The extraction procedure of HOG is outlined in the following steps.
Step 1: Calculate image gradient
Firstly, calculate the gradient scales and orientations using the masks [−1,0,1] and [−1,0,1] T in the sub-image covered by the detection window as shown in the following Eqs: (1) and (2). For color images, separate gradients for each color channel are calculated and taken the one with the largest norm as the pixel’s gradient vector shown in Figure 1.
For x-direction of the gradient: (1) G_X=(∂I/∂X)=f(x+1,y)-f(x-1,y)
For y-direction of the gradient: (2) G_Y=(∂I/∂Y)=f(x,y+1)-f(x,y-1)
Step 2: Calculate gradient magnitude and orientation
Secondly, the magnitude and orientation of the gradient are calculated as the following Eqs (3) and (4) respectively. The gradient has a magnitude and direction at each pixel in the image. For color images, the gradient of the three channels is evaluated and the magnitude of the gradient is the maximum of the magnitude among the three channels. The direction is the angle related to this maximum of the gradient.
For gradient magnitude: (3) G_M= (G_(X² )+ G_(Y² ) )^(1⁄2)
For gradient orientation: (4) θ(x,y)= 〖tan〗^(-1) (G_Y/G_X )
Step 3: Accumulate weighted votes into the bins
Thirdly, the weighted vote of each pixel is computed in each cell of the block and each vote of the gradient magnitude is bi-linearly interpolated into the neighboring bins, which has several bins evenly spaced over 0°~180°. The feature vectors of each cell are accumulated using trilinear interpolation.
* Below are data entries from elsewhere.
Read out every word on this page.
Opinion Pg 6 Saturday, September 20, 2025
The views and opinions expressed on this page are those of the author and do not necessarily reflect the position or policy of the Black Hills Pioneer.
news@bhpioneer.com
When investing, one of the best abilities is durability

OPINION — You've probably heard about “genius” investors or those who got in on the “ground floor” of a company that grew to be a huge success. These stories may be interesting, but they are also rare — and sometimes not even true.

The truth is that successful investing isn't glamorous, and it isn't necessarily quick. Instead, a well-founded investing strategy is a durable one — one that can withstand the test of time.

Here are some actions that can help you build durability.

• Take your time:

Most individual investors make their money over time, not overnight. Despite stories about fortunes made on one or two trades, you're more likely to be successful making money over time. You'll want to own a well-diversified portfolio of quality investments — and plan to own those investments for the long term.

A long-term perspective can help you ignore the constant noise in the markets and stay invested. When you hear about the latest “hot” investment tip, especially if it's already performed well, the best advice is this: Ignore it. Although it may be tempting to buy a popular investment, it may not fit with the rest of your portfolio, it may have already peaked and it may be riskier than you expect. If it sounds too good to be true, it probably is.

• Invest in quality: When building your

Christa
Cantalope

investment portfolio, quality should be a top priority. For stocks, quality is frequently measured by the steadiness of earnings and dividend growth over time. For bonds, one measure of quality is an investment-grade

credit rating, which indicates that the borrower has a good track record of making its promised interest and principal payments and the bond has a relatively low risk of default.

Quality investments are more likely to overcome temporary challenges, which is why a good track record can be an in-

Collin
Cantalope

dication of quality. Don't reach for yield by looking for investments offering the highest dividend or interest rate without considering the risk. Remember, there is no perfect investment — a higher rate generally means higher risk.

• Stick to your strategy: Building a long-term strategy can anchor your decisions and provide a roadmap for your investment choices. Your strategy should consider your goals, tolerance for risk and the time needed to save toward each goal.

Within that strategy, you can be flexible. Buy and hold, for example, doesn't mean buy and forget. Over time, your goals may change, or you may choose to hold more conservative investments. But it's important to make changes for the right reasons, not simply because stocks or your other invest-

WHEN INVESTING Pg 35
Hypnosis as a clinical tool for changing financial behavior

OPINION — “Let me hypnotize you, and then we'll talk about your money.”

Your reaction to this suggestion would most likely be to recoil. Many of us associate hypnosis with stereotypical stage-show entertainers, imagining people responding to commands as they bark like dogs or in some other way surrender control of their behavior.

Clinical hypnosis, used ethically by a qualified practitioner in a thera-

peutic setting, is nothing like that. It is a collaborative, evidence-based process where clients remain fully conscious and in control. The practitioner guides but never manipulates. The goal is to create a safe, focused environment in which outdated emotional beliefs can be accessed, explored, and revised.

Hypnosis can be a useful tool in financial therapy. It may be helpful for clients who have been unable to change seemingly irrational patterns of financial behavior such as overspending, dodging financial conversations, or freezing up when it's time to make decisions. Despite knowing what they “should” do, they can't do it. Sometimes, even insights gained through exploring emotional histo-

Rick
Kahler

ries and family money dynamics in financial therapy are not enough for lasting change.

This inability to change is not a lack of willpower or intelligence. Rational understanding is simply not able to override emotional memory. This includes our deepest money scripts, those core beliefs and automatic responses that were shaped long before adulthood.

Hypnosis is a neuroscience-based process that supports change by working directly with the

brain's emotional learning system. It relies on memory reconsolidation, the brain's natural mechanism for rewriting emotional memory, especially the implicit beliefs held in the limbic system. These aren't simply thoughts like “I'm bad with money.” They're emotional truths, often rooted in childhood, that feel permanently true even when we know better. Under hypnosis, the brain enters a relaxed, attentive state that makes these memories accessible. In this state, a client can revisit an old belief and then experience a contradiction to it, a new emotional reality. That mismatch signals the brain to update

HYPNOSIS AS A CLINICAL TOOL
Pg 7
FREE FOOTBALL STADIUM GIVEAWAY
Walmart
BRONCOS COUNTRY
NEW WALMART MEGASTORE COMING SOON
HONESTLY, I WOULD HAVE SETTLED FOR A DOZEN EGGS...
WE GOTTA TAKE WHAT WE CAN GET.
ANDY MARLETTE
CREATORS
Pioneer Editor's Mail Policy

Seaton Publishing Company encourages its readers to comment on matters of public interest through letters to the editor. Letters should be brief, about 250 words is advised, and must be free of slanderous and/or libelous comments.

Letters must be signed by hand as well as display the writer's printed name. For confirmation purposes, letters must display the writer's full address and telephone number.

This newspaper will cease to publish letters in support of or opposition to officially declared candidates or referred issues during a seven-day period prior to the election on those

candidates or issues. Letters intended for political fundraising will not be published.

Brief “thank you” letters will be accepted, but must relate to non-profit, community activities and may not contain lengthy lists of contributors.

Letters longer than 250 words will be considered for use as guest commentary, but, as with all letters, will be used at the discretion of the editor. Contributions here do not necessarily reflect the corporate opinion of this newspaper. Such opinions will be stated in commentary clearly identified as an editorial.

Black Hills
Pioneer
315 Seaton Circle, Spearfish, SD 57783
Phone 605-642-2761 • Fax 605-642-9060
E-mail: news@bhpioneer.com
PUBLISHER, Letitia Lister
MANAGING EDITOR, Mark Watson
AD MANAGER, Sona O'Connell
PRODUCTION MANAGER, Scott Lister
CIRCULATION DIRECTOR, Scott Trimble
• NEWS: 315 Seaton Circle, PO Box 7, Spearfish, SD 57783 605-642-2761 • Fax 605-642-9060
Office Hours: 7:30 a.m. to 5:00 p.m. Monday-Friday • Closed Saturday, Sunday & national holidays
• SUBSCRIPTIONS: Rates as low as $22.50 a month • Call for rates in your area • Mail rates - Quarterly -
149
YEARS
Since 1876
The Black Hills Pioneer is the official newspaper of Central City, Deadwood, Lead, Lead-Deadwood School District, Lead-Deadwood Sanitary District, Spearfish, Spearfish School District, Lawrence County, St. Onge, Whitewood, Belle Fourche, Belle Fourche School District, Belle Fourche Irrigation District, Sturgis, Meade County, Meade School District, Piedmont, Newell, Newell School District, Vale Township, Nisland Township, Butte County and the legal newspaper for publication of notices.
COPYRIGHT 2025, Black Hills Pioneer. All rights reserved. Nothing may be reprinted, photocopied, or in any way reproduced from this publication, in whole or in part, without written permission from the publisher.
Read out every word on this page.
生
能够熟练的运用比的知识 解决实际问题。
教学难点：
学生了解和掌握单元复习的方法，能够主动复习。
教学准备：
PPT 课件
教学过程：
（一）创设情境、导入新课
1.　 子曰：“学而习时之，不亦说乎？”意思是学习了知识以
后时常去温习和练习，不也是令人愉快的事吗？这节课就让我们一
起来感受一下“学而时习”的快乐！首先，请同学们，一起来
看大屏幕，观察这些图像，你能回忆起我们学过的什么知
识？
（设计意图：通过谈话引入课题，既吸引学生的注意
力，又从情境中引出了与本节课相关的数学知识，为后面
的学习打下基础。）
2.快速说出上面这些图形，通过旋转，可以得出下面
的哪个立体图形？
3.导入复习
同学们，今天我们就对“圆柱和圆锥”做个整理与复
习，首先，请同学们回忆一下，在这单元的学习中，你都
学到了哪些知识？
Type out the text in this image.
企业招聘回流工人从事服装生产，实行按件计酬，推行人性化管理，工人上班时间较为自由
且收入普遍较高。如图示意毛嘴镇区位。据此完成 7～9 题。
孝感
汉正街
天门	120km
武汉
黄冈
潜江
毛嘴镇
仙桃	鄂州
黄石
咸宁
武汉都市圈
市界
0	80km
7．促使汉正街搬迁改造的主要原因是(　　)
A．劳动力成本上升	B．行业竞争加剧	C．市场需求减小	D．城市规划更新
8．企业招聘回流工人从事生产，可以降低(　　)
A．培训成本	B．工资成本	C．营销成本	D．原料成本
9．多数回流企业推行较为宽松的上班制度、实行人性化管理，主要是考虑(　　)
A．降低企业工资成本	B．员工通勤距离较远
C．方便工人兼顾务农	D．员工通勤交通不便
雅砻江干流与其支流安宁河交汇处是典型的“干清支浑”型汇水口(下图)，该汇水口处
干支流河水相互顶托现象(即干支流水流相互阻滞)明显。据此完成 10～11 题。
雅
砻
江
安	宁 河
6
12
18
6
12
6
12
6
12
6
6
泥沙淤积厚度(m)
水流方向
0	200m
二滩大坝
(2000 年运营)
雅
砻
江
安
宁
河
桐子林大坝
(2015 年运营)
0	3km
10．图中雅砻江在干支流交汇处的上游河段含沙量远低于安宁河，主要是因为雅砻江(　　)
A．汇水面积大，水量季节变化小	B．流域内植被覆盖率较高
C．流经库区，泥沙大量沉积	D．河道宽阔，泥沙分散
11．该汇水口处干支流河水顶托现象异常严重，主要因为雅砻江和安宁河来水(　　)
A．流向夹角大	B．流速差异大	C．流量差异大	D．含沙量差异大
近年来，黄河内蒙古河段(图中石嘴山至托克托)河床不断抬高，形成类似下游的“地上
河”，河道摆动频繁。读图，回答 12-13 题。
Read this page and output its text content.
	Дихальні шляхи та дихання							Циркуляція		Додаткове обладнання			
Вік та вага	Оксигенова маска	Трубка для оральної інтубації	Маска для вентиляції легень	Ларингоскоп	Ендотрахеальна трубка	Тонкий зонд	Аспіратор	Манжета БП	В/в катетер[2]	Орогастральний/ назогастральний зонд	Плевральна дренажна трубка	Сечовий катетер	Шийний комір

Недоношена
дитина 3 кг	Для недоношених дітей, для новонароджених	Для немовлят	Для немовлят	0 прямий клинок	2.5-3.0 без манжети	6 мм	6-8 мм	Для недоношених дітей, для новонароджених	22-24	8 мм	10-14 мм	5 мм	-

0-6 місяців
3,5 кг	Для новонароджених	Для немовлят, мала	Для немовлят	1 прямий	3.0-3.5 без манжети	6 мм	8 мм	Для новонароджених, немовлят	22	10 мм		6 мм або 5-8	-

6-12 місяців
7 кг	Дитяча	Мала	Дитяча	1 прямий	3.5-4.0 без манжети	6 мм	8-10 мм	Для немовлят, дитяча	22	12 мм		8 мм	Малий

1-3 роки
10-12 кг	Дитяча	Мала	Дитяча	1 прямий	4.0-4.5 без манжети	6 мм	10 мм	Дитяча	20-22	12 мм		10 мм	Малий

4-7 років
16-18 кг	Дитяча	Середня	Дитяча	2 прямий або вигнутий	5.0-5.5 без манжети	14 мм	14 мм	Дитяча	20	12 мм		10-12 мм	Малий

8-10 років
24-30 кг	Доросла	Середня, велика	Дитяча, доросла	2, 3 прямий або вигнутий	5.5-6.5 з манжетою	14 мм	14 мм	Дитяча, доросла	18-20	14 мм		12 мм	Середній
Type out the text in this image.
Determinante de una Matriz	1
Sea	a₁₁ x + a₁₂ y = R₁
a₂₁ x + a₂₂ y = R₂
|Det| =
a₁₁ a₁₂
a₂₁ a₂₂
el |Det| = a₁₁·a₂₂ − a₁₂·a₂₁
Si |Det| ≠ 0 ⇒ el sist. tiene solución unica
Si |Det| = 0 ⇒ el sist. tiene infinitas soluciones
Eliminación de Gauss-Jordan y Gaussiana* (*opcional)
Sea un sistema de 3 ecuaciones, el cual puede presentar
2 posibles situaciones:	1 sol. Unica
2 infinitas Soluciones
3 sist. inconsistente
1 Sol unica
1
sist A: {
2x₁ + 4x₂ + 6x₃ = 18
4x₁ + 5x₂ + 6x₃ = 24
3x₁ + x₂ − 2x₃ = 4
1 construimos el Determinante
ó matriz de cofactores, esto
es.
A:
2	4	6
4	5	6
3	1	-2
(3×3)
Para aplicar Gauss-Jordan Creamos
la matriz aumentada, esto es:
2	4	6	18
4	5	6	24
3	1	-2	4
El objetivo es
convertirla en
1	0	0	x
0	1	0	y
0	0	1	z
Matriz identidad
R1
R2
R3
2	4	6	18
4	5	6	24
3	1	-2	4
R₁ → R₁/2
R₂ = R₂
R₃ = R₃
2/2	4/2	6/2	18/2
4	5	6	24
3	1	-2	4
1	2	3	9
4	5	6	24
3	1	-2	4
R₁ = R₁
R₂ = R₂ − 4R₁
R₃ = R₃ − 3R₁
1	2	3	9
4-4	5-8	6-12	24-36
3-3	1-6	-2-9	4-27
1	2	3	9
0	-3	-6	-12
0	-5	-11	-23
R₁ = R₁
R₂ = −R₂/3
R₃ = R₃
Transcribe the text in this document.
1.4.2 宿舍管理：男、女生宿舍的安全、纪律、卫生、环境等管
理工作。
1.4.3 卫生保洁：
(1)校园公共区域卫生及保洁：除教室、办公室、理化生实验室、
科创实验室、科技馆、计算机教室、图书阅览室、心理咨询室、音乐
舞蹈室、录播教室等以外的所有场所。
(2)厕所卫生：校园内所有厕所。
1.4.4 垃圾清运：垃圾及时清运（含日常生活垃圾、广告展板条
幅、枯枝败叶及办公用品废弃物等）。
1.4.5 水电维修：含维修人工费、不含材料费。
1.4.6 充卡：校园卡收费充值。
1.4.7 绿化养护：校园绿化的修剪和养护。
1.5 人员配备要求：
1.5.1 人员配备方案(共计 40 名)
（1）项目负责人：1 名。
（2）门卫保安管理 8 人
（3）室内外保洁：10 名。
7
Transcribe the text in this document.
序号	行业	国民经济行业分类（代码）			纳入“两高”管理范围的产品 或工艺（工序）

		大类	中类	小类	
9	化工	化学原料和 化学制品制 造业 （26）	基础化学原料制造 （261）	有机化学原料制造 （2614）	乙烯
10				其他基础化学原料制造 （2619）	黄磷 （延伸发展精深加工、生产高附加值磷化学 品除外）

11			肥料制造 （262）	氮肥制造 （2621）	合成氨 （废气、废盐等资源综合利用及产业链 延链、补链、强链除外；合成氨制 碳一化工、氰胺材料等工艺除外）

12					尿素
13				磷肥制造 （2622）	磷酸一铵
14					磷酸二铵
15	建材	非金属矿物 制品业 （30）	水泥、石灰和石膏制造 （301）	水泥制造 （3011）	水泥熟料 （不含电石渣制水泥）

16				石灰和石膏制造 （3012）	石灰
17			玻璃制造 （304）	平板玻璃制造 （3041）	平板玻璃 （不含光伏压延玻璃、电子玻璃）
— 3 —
Trilinear interpolation is used to distribute smoothly from the interpolating gradients over the horizontal axis, vertical axis, and orientation axis. The histogram is contributed corresponding to the gradient in each cell of a block.
Step 4: Normalize the contracts over the block of cells
Then, the cells are groups into a block and the contrasts are normalized within each block before concatenating the histogram of each region. The dimension of each block is determined by the number of orientation bins in the block. The illustration of the normalization within overlapping blocks of the cell is demonstrated in the following Figure 3.
Step 5: Calculate the HOG feature vector
Finally, the descriptor is calculated from all the components of the normalized cell responses at all of the blocks in the detection window. In Figure 4, the summary steps for the calculation of the HOG feature descriptor are illustrated. For example, the final feature descriptor is 3780 dimension if the parameter is set as 64 × 128 detection window, 7 ×15 blocks, and 9-bins orientation.